With hundreds of engineering vehicles and thousands of buses, it’s impossible to perform on-site maintenance on every single one. The CAN gateway must support remote configuration, remote firmware upgrades (FOTA), a logging system, and status monitoring. Combined with mechanisms such as a hardware watchdog and power-off log saving, this ensures the long-term reliable operation of the vehicles in complex environments.

The focus of the CAN gateway varies depending on the vehicle model.

While both are “CAN gateways,” they play vastly different roles in different car models:

Traditional gasoline-powered vehicles: The core requirement is to collect data on vehicle speed, fuel consumption, engine speed, and fault codes, and then upload this data to the fleet or monitoring platform. Latency requirements are not high, but stability and protection capabilities are crucial.

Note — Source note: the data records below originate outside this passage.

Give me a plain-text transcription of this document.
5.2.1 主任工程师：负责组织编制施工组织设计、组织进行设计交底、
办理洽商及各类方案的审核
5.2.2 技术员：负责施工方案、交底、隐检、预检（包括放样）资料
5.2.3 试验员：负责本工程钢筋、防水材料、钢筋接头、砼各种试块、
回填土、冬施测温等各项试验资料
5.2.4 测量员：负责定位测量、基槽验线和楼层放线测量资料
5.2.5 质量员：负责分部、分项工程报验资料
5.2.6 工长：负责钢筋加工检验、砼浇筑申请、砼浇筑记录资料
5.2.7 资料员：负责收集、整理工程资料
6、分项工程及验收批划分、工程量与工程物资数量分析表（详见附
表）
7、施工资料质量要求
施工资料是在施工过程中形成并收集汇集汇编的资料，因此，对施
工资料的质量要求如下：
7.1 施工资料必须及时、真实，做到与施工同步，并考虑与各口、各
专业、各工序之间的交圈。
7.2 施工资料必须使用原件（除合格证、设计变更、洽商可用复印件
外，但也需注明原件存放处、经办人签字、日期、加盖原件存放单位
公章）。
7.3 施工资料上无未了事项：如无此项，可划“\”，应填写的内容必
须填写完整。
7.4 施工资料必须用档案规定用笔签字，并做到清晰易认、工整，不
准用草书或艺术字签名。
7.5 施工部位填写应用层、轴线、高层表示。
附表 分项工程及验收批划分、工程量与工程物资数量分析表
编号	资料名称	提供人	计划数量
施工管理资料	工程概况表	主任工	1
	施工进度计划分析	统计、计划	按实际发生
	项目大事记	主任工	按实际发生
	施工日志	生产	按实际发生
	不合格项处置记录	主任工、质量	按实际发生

New energy vehicles: The focus is on high-frequency data from BMS, electric drive, and battery thermal management systems, which have higher requirements for latency and stability. In some scenarios, they also need to meet national standard reporting protocols (such as GB/T 32960).

Public buses and passenger vehicles: mainly used for event-triggered data collection—door opening and closing status, station announcement system, passenger information system, and linked with video transmission to build a complete operation chain.

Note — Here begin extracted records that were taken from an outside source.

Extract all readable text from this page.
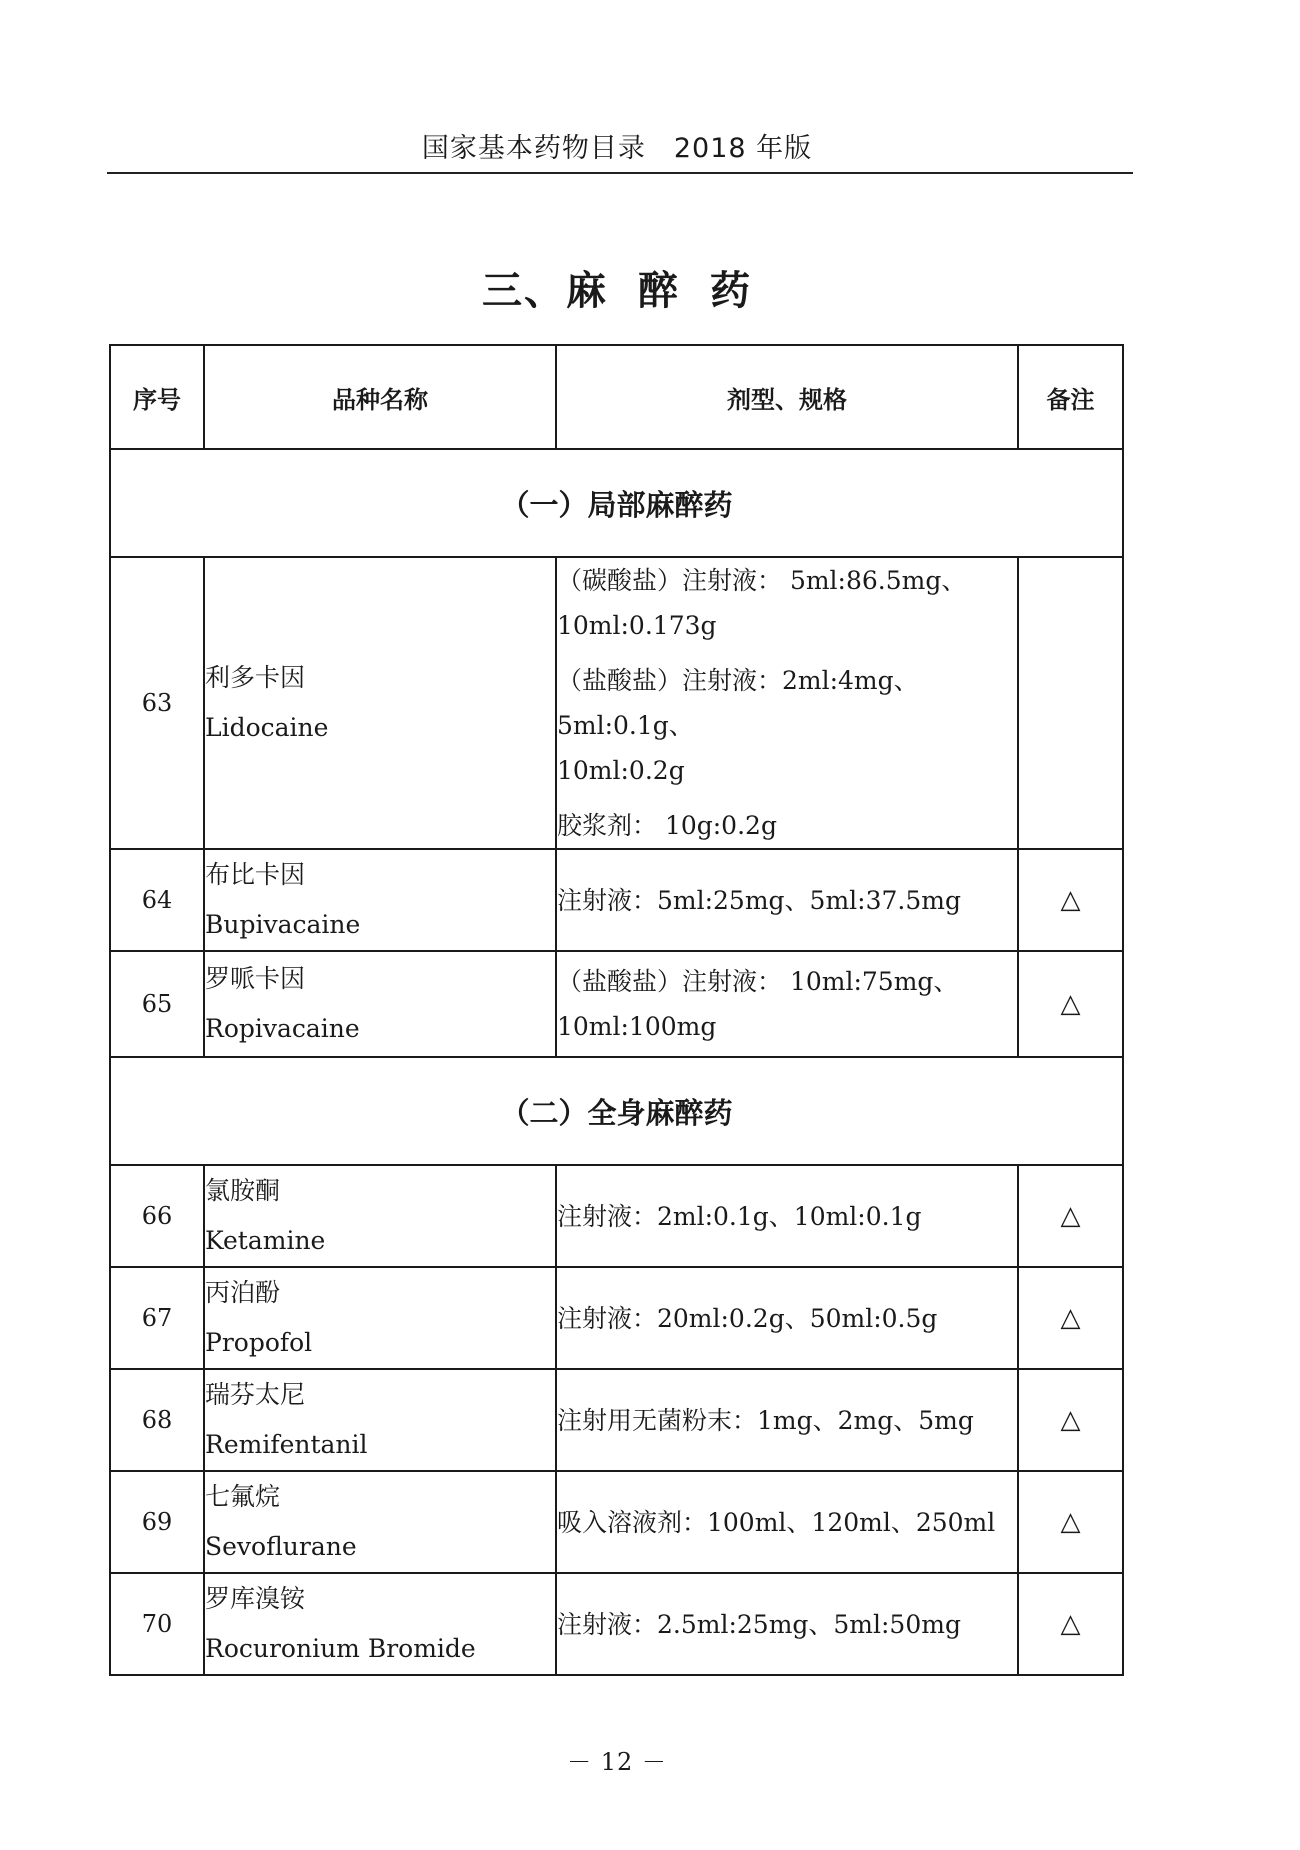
国家基本药物目录 2018 年版
三、麻 醉 药
序号	品种名称	剂型、规格	备注
（一）局部麻醉药			
63	利多卡因
Lidocaine	（碳酸盐）注射液： 5ml:86.5mg、
10ml:0.173g
（盐酸盐）注射液：2ml:4mg、5ml:0.1g、
10ml:0.2g
胶浆剂： 10g:0.2g	

64	布比卡因
Bupivacaine	注射液：5ml:25mg、5ml:37.5mg	△
65	罗哌卡因
Ropivacaine	（盐酸盐）注射液： 10ml:75mg、
10ml:100mg	△
（二）全身麻醉药			
66	氯胺酮
Ketamine	注射液：2ml:0.1g、10ml:0.1g	△
67	丙泊酚
Propofol	注射液：20ml:0.2g、50ml:0.5g	△
68	瑞芬太尼
Remifentanil	注射用无菌粉末：1mg、2mg、5mg	△
69	七氟烷
Sevoflurane	吸入溶液剂：100ml、120ml、250ml	△
70	罗库溴铵
Rocuronium Bromide	注射液：2.5ml:25mg、5ml:50mg	△
－ 12 －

Engineering vehicles: have extremely high requirements for equipment protection level, shock resistance and wide temperature range, and must work stably in environments with high dust, strong vibration and large temperature difference.

Autonomous driving test vehicles: The CAN gateway is used as a data hub, requiring nanosecond-level time synchronization and the integration of data from multiple sensors such as cameras, radar, and GNSS—something that ordinary CAN gateways cannot do, requiring high-specification equipment that supports TSN/GPTP/PTP.

Which direction is the CAN gateway heading?

With the widespread adoption of automotive Ethernet, 5G, V2X, and TSN technologies, the evolution trend of CAN gateways is already very clear:

It’s not about “replacing CAN,” but rather about deeper integration around CAN.

Future CAN gateways will need to be deeply integrated with automotive Ethernet, support more link redundancy, have higher precision clock synchronization, and even support AI edge analytics capabilities. The CAN bus itself will not disappear, but its “exit”—the CAN gateway—will become increasingly intelligent and important.

Ethernet gateways like the Starlink SV910, which already support dual 5G, TSN, V2X, and multi-channel CAN , are actually at the forefront of this evolutionary path. Rather than calling them “CAN gateways,” it would be more accurate to call them “vehicle communication hubs.”

Regardless of your vehicle type, as long as it involves data collection, networking, remote maintenance, or intelligent applications, the CAN gateway is the key player that allows in-vehicle data to truly “go out”.

It’s not just about “collecting CAN data”; it’s the first exit point for vehicle digitization.